Researchers from the University of Surrey have developed a method to transform photographs of dogs into detailed 3D models.
The training material? Not real dogs, but rather computer-generated images from the virtual world of the hit game Grand Theft Auto V (GTA V).
Moira Shooter, a postgraduate research student involved in the study, shared of the study, “Our model was trained on CGI dogs – but we were able to use it to make 3D skeletal models from photographs of real animals.
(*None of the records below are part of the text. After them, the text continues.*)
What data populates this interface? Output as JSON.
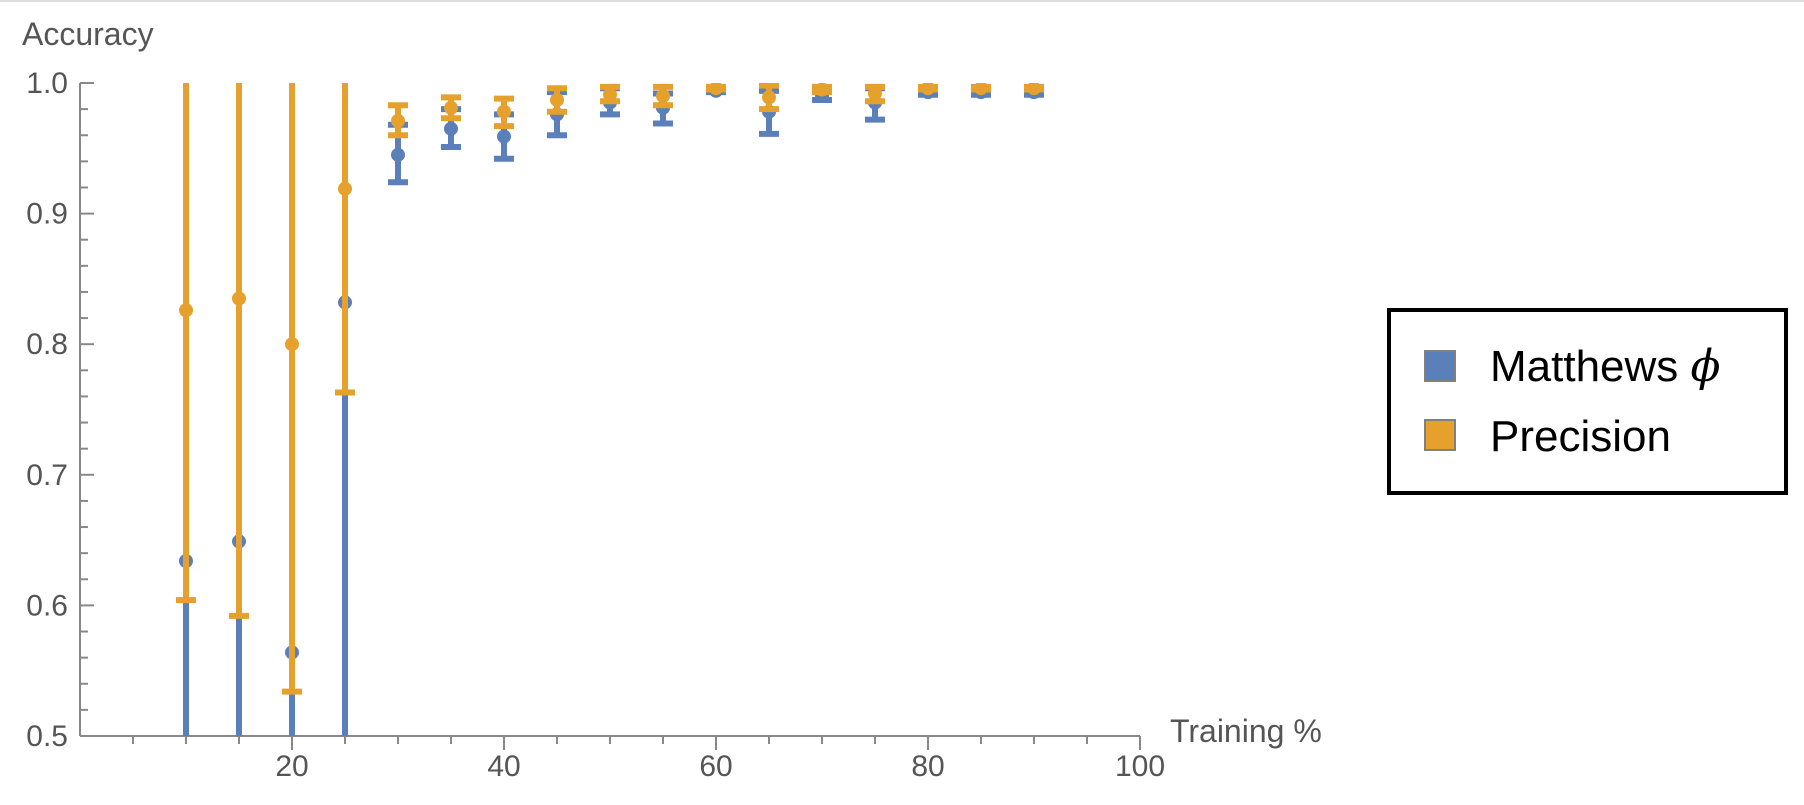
{
  "chart_data": {
    "type": "scatter",
    "title": "",
    "xlabel": "Training %",
    "ylabel": "Accuracy",
    "xlim": [
      0,
      100
    ],
    "ylim": [
      0.5,
      1.0
    ],
    "xticks": [
      20,
      40,
      60,
      80,
      100
    ],
    "xtick_labels": [
      "20",
      "40",
      "60",
      "80",
      "100"
    ],
    "yticks": [
      0.5,
      0.6,
      0.7,
      0.8,
      0.9,
      1.0
    ],
    "ytick_labels": [
      "0.5",
      "0.6",
      "0.7",
      "0.8",
      "0.9",
      "1.0"
    ],
    "grid": false,
    "legend_position": "right",
    "legend": {
      "items": [
        {
          "label": "Matthews ",
          "symbol": "ϕ",
          "color": "#5b7fb9"
        },
        {
          "label": "Precision",
          "symbol": "",
          "color": "#e5a12b"
        }
      ]
    },
    "series": [
      {
        "name": "Matthews ϕ",
        "color": "#5b7fb9",
        "points": [
          {
            "x": 10,
            "y": 0.634,
            "low": 0.0,
            "high": 1.0
          },
          {
            "x": 15,
            "y": 0.649,
            "low": 0.0,
            "high": 1.0
          },
          {
            "x": 20,
            "y": 0.564,
            "low": 0.0,
            "high": 1.0
          },
          {
            "x": 25,
            "y": 0.832,
            "low": 0.0,
            "high": 1.0
          },
          {
            "x": 30,
            "y": 0.945,
            "low": 0.924,
            "high": 0.968
          },
          {
            "x": 35,
            "y": 0.965,
            "low": 0.951,
            "high": 0.98
          },
          {
            "x": 40,
            "y": 0.959,
            "low": 0.942,
            "high": 0.976
          },
          {
            "x": 45,
            "y": 0.976,
            "low": 0.96,
            "high": 0.993
          },
          {
            "x": 50,
            "y": 0.985,
            "low": 0.976,
            "high": 0.996
          },
          {
            "x": 55,
            "y": 0.981,
            "low": 0.969,
            "high": 0.992
          },
          {
            "x": 60,
            "y": 0.994,
            "low": 0.993,
            "high": 0.996
          },
          {
            "x": 65,
            "y": 0.978,
            "low": 0.961,
            "high": 0.994
          },
          {
            "x": 70,
            "y": 0.99,
            "low": 0.987,
            "high": 0.994
          },
          {
            "x": 75,
            "y": 0.985,
            "low": 0.972,
            "high": 0.996
          },
          {
            "x": 80,
            "y": 0.993,
            "low": 0.991,
            "high": 0.995
          },
          {
            "x": 85,
            "y": 0.993,
            "low": 0.991,
            "high": 0.995
          },
          {
            "x": 90,
            "y": 0.993,
            "low": 0.991,
            "high": 0.995
          }
        ]
      },
      {
        "name": "Precision",
        "color": "#e5a12b",
        "points": [
          {
            "x": 10,
            "y": 0.826,
            "low": 0.604,
            "high": 1.0
          },
          {
            "x": 15,
            "y": 0.835,
            "low": 0.592,
            "high": 1.0
          },
          {
            "x": 20,
            "y": 0.8,
            "low": 0.534,
            "high": 1.0
          },
          {
            "x": 25,
            "y": 0.919,
            "low": 0.763,
            "high": 1.0
          },
          {
            "x": 30,
            "y": 0.971,
            "low": 0.96,
            "high": 0.983
          },
          {
            "x": 35,
            "y": 0.981,
            "low": 0.973,
            "high": 0.989
          },
          {
            "x": 40,
            "y": 0.978,
            "low": 0.967,
            "high": 0.988
          },
          {
            "x": 45,
            "y": 0.987,
            "low": 0.978,
            "high": 0.996
          },
          {
            "x": 50,
            "y": 0.991,
            "low": 0.986,
            "high": 0.997
          },
          {
            "x": 55,
            "y": 0.99,
            "low": 0.983,
            "high": 0.997
          },
          {
            "x": 60,
            "y": 0.996,
            "low": 0.995,
            "high": 0.997
          },
          {
            "x": 65,
            "y": 0.989,
            "low": 0.98,
            "high": 0.998
          },
          {
            "x": 70,
            "y": 0.995,
            "low": 0.993,
            "high": 0.997
          },
          {
            "x": 75,
            "y": 0.992,
            "low": 0.986,
            "high": 0.997
          },
          {
            "x": 80,
            "y": 0.996,
            "low": 0.995,
            "high": 0.997
          },
          {
            "x": 85,
            "y": 0.996,
            "low": 0.995,
            "high": 0.997
          },
          {
            "x": 90,
            "y": 0.996,
            "low": 0.995,
            "high": 0.997
          }
        ]
      }
    ]
  }
}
That could let conservationists spot injured wildlife, or help artists create more realistic animals in the metaverse.”
To date, methods for teaching AI about 3D structures involve using real photos alongside data about the objects’ actual 3D positions, often obtained through motion capture technology.
However, when applying these techniques to dogs or other animals, there are often too many movements to track, and getting dogs to behave for long enough is tough.
To build their dog dataset, researchers altered GTA V’s code to replace its human characters with dog avatars through a process known as “modding.”
Researchers produced 118 videos capturing these virtual dogs in various actions – sitting, walking, barking, and running – across different environmental conditions.
This culminated in the creation of ‘DigiDogs,’ a rich database containing 27,900 frames of dog movement, captured in a way real-world data collection hadn’t allowed.
With the dataset in hand, the next steps used Meta’s DINOv2 AI model for its strong generalization skills, fine-tuning it with DigiDogs to accurately predict 3D poses from single-view RGB images.
Researchers demonstrated that using the DigiDogs dataset for training resulted in more accurate and lifelike 3D dog poses than those trained on real-world datasets, thanks to the variety in dog appearances and actions captured.
The model’s enhanced performance was confirmed through thorough qualitative and quantitative evaluations.
While this study represented a big step forward in 3D animal modeling, the team acknowledges there’s more work to be done, especially in improving how the model predicts the depth aspect of the images (the z-coordinate).
Shooter described the potential impact of their work, saying, “3D poses contain so much more information than 2D photographs. From ecology to animation—this neat solution has so many possible uses.”
The paper won the Best Paper prize at the IEEE/CVF Winter Conference on Applications of Computer Vision.
It opens the door to better model performance in areas like wildlife conservation and 3D object rendering for VR.